Ein LKW-Fahrer verlangte von einer Autofahrerin und deren Haftpflichtversicherer Schadensersatz und
Schmerzensgeld, nachdem er beim Absteigen von seinem Fahrzeug von einem mitgeführten Pferdeanhänger erfasst und schwer verletzt worden war. Der
Unfall ereignete sich im Bereich einer Baustellenampel. Der Kläger hatte seinen Sattelzug mit eingeschalteter Warnblinkanlage vor der roten Ampel abgestellt, um die Ladeplane zu öffnen.
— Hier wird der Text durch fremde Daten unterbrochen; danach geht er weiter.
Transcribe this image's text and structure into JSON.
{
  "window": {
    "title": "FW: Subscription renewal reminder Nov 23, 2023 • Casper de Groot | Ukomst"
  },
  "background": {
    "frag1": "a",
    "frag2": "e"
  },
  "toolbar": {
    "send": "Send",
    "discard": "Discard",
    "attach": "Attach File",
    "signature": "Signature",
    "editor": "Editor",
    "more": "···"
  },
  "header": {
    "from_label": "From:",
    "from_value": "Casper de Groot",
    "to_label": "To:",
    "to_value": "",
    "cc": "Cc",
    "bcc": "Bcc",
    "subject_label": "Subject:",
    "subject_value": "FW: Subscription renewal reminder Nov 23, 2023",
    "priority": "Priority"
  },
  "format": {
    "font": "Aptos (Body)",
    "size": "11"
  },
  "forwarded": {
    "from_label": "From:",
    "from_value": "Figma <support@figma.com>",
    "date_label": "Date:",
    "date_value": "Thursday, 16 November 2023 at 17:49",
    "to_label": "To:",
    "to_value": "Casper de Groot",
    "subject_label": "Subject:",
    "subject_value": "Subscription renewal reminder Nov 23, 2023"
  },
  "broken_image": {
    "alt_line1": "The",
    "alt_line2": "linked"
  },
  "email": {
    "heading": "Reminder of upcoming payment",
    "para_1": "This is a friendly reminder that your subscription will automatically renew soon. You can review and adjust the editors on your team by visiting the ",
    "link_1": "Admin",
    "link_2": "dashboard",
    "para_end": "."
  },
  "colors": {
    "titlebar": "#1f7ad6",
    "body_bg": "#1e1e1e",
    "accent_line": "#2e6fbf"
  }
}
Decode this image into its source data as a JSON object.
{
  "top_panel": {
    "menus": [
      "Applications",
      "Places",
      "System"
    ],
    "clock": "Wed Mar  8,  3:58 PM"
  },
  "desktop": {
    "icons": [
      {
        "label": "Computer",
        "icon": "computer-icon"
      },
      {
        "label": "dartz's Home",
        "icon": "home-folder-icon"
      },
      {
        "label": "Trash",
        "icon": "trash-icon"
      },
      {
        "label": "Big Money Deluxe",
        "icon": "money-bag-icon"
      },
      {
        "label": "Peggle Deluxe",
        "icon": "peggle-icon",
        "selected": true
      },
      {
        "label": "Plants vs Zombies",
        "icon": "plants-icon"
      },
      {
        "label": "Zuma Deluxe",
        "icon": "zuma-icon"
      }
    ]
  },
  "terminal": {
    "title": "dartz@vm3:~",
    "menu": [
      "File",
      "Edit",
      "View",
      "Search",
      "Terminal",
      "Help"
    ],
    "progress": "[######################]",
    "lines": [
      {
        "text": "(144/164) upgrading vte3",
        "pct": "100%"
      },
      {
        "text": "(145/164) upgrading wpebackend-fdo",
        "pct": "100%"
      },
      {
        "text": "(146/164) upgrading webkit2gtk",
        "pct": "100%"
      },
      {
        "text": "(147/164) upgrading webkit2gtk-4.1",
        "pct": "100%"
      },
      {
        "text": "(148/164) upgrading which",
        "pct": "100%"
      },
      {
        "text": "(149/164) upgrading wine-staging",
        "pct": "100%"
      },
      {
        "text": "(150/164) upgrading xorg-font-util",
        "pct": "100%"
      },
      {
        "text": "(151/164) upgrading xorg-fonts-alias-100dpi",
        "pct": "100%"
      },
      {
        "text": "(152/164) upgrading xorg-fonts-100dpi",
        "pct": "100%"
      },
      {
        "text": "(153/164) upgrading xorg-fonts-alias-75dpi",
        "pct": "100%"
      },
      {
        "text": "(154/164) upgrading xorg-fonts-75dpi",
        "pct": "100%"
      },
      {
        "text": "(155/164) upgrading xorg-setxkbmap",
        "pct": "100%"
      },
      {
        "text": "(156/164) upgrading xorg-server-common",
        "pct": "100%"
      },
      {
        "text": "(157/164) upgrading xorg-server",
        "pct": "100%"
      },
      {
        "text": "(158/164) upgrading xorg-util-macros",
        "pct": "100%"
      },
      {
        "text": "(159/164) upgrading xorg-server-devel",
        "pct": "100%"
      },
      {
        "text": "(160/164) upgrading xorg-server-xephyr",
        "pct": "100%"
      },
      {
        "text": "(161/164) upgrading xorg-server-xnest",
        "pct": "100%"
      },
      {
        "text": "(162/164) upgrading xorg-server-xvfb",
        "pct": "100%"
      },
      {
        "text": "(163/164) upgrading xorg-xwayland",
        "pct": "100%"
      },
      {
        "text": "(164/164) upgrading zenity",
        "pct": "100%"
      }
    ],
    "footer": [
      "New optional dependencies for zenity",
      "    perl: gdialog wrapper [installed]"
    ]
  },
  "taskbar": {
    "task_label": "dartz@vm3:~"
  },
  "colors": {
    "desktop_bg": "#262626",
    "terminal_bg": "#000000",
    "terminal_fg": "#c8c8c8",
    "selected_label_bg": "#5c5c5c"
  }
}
Als er anschließend die Leiter hinabstieg und mit einem Fuß die Fahrbahn betrat, kollidierte er mit dem vorbeifahrenden Gespann.
Sowohl das Verhalten des Klägers als auch dasjenige der Beklagten fallen unter den Begriff des „Betriebs eines Kraftfahrzeugs“ im Sinne des
§ 7 StVG. Auch bei einem stehenden Fahrzeug sei dieser Zusammenhang gegeben, wenn es für Lade- oder Entladetätigkeiten genutzt werde. Damit waren beide Fahrzeuge grundsätzlich in die Haftungsabwägung einzubeziehen. Ausschlussgründe wie
höhere Gewalt bzw. ein unabwendbares Ereignis lagen nicht vor.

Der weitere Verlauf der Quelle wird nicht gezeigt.